Let N be the size of a VIP’s backend pool. A table is constructed with M entries, where M is a prime number and M > 100 * N, which will ensure at most a 1% difference in hash space assigned to backends.

Each backend node is associated with a random permutation of 0..M-1. To construct this random permutation, Google rely on the fact that each backend server has a unique name. Using two different hash functions, an offset and skip value are calculated for the backend:

offset = hash1(name) mod M
skip = hash2(name) mod (M-1) + 1

Suppose M is 7, and for a given backend i offset = 3 and skip = 4. We would generate the random permutation for this backend as follows:

permutation[i][0] = 3
permutation[i][1] = 0   // (3 + 1*4) mod 7
permutation[i][2] = 4  // (3 + 2*4) mod 7
permutation[i][3] = 1   // (3 + 3*4) mod 7
permutation[i][4] = 5  //(3 + 4*4) mod 7
permutation[i][5] = 2  // (3 + 5*4) mod 7
permutation[i][6] = 6  // (3 + 6*4) mod 7  

Once we have permutations for all i backends, we fill in the lookup table M by allowing each backend to pick a slot in turns until all the slots are filled (a bit like captains picking players for a school sports team). When a backend gets to pick a slot, it works through its permutation list, and chooses the first slot in M from that list which is not already taken.

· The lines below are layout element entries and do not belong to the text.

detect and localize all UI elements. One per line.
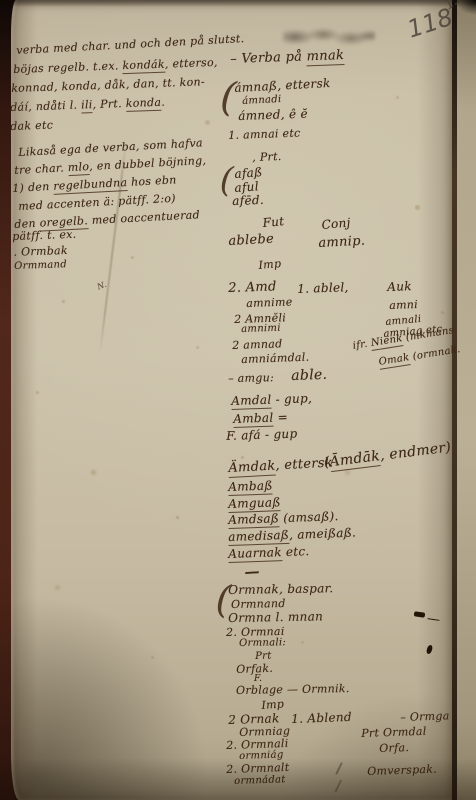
underlined-word: amedisaß — [228, 528, 289, 546]
text-segment: 1. Ormbak — [6, 244, 68, 259]
underlined-word: Āmdāk — [329, 448, 381, 472]
handwritten-line: Amguaß — [228, 495, 281, 511]
handwritten-line: amnimi — [241, 323, 281, 335]
handwritten-line: Ambal = — [233, 410, 288, 426]
handwritten-line: F. — [254, 674, 262, 684]
handwritten-line: Ormmand — [14, 259, 67, 272]
handwritten-line: afēd. — [232, 193, 264, 208]
manuscript-photo: verba med char. und och den på slutst.bö… — [0, 0, 476, 800]
text-segment: 1. ablel, — [297, 280, 349, 296]
text-segment: amnimi — [241, 323, 281, 335]
handwritten-line: 1) den regelbundna hos ebn — [12, 173, 177, 195]
handwritten-line: konnad, konda, dåk, dan, tt. kon- — [11, 75, 205, 95]
handwritten-line: dáí, ndåti l. ili, Prt. konda. — [10, 96, 165, 114]
handwritten-line: N. — [96, 280, 108, 292]
handwritten-line: Orfa. — [379, 741, 409, 755]
text-segment: – amgu: — [228, 371, 274, 385]
underlined-word: regelbundna — [53, 176, 128, 194]
handwritten-line: 1. ablel, — [297, 280, 349, 296]
text-segment: 1. Ablend — [291, 710, 352, 726]
underlined-word: mlo — [67, 160, 89, 176]
text-segment: Conj — [321, 215, 351, 231]
text-segment: — — [244, 562, 261, 581]
handwritten-line: Orblage — Ormnik. — [236, 682, 350, 697]
underlined-word: Ämdak — [228, 459, 276, 478]
underlined-word: kondák — [122, 58, 165, 74]
handwritten-line: 1. Ablend — [291, 710, 352, 726]
text-segment: Fut — [262, 214, 285, 230]
handwritten-line: Amdsaß (amsaß). — [228, 509, 339, 527]
handwritten-line: 1. Ormbak — [6, 244, 68, 259]
text-segment: etc. — [282, 544, 310, 559]
handwritten-line: – Ormga — [400, 709, 450, 724]
handwritten-line: Conj — [321, 215, 351, 231]
handwritten-line: Auk — [387, 279, 412, 294]
handwritten-line: böjas regelb. t.ex. kondák, etterso, — [13, 56, 218, 76]
handwritten-line: Ormnand — [231, 597, 286, 611]
text-segment: , Prt. — [92, 97, 126, 111]
text-segment: konnad, konda, dåk, dan, tt. kon- — [11, 75, 205, 95]
underlined-word: Ambal — [233, 411, 274, 428]
text-segment: (ormnak. — [409, 344, 462, 363]
handwritten-line: amnip. — [318, 234, 366, 251]
text-segment: 1. amnai etc — [228, 126, 301, 142]
handwritten-line: – amgu: — [228, 371, 274, 385]
text-segment: Imp — [258, 257, 282, 272]
text-segment: , en dubbel böjning, — [89, 154, 207, 173]
handwritten-line: Imp — [261, 697, 285, 712]
text-segment: ifr. — [352, 338, 372, 352]
handwritten-line: amnime — [246, 295, 293, 310]
text-segment: amniámdal. — [241, 351, 310, 366]
text-segment: Ormna l. mnan — [228, 609, 323, 625]
handwritten-line: able. — [291, 367, 328, 384]
text-segment: F. — [254, 674, 262, 684]
handwritten-line: Omak (ormnak. — [378, 344, 461, 368]
text-segment: 1) den — [12, 180, 54, 195]
handwritten-line: afaß — [234, 165, 263, 181]
handwritten-line: – Verba på mnak — [230, 48, 344, 67]
handwritten-line: amni — [389, 298, 418, 312]
text-segment: ámned, ê ĕ — [238, 107, 308, 123]
handwritten-line: Ormnali: — [239, 637, 286, 649]
text-segment: pätff. t. ex. — [12, 228, 77, 243]
handwritten-line: 2. Amd — [228, 279, 277, 296]
text-segment: Prt — [255, 650, 272, 662]
text-segment: afaß — [234, 165, 263, 181]
underlined-word: konda — [126, 96, 162, 112]
underlined-word: Omak — [378, 352, 410, 369]
handwritten-line: amedisaß, ameißaß. — [228, 526, 356, 544]
text-segment: ámnaß, ettersk — [234, 76, 331, 95]
underlined-word: Ambaß — [228, 478, 273, 495]
handwritten-line: 2 amnad — [232, 337, 283, 352]
handwritten-line: Prt Ormdal — [361, 725, 427, 740]
handwritten-line: — — [244, 562, 261, 581]
underlined-word: Nienk — [370, 333, 403, 350]
text-segment: Orblage — Ormnik. — [236, 682, 350, 697]
text-segment: – Verba på — [230, 49, 307, 67]
handwritten-line: amniámdal. — [241, 351, 310, 366]
text-segment: Ormnali: — [239, 637, 286, 649]
text-segment: Ormmand — [14, 259, 67, 272]
text-segment: Ormnand — [231, 597, 286, 611]
text-segment: Prt Ormdal — [361, 725, 427, 740]
text-segment: böjas regelb. t.ex. — [13, 59, 123, 76]
photo-corner-shadow — [448, 0, 476, 20]
handwritten-line: (Āmdāk, endmer) — [323, 439, 452, 470]
handwritten-line: Auarnak etc. — [228, 544, 310, 561]
text-segment: F. afá - gup — [226, 427, 298, 443]
text-segment: ablebe — [228, 232, 274, 249]
handwritten-line: ámnadi — [242, 94, 282, 107]
top-edge-shadow — [0, 0, 476, 7]
text-segment: amni — [389, 298, 418, 312]
text-segment: amnip. — [318, 234, 366, 251]
handwritten-line: Imp — [258, 257, 282, 272]
text-segment: Orfa. — [379, 741, 409, 755]
underlined-word: Amdal — [231, 393, 272, 410]
text-segment: amnime — [246, 295, 293, 310]
text-segment: verba med char. und och den på slutst. — [16, 32, 245, 57]
text-segment: tre char. — [14, 161, 68, 177]
handwriting-layer: verba med char. und och den på slutst.bö… — [0, 0, 476, 800]
handwritten-line: Ormna l. mnan — [228, 609, 323, 625]
text-segment: N. — [96, 280, 108, 292]
handwritten-line: dak etc — [10, 119, 53, 133]
underlined-word: mnak — [306, 48, 344, 66]
text-segment: dak etc — [10, 119, 53, 133]
text-segment: 2 amnad — [232, 337, 283, 352]
underlined-word: Amdsaß — [228, 511, 279, 528]
text-segment: able. — [291, 367, 328, 384]
text-segment: , ameißaß. — [289, 526, 357, 542]
handwritten-line: 1. amnai etc — [228, 126, 301, 142]
underlined-word: Auarnak — [228, 545, 282, 562]
text-segment: ámnadi — [242, 94, 282, 107]
handwritten-line: Amdal - gup, — [231, 391, 312, 408]
handwritten-line: Ambaß — [228, 478, 273, 494]
underlined-word: Amguaß — [228, 495, 281, 512]
text-segment: Auk — [387, 279, 412, 294]
text-segment: , Prt. — [252, 150, 282, 164]
handwritten-line: Prt — [255, 650, 272, 662]
text-segment: = — [273, 410, 288, 424]
text-segment: Ormnak, baspar. — [228, 581, 334, 597]
handwritten-line: F. afá - gup — [226, 427, 298, 443]
handwritten-line: ablebe — [228, 232, 274, 249]
handwritten-line: Ämdak, ettersk — [228, 456, 333, 476]
text-segment: , etterso, — [165, 56, 218, 71]
handwritten-line: ámnaß, ettersk — [234, 76, 331, 95]
text-segment: . — [161, 96, 165, 109]
handwritten-line: pätff. t. ex. — [12, 228, 77, 243]
handwritten-line: Fut — [262, 214, 285, 230]
handwritten-line: Ormnak, baspar. — [228, 581, 334, 597]
handwritten-line: verba med char. und och den på slutst. — [16, 32, 245, 57]
text-segment: med oaccentuerad — [88, 208, 201, 227]
text-segment: Imp — [261, 697, 285, 712]
bottom-edge-shadow — [0, 758, 476, 800]
handwritten-line: , Prt. — [252, 150, 282, 164]
text-segment: , endmer) — [379, 439, 452, 464]
text-segment: afēd. — [232, 193, 264, 208]
text-segment: – Ormga — [400, 709, 450, 724]
handwritten-line: ámned, ê ĕ — [238, 107, 308, 123]
text-segment: dáí, ndåti l. — [10, 99, 81, 114]
text-segment: (amsaß). — [279, 509, 339, 525]
text-segment: 2. Amd — [228, 279, 277, 296]
text-segment: - gup, — [271, 391, 312, 406]
text-segment: hos ebn — [127, 173, 177, 189]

The reason for going to these lengths is the relative stability of the mappings when a backend node is added or removed. Consider what happens if B1 is removed from the lookup table in our previous scenario and we rebuild the lookup table:

We built Maglev to scale out via ECMP and to reliably serve at 10Gbps line rate on each machine, for cost-effective performance with rapidly increasing serving demands. We map connections consistently to the same backends with a combination of connection tracking and Maglev hashing. Running this software system at scale has let us operate our websites effectively for many years, reacting quickly to increased demand and new feature needs.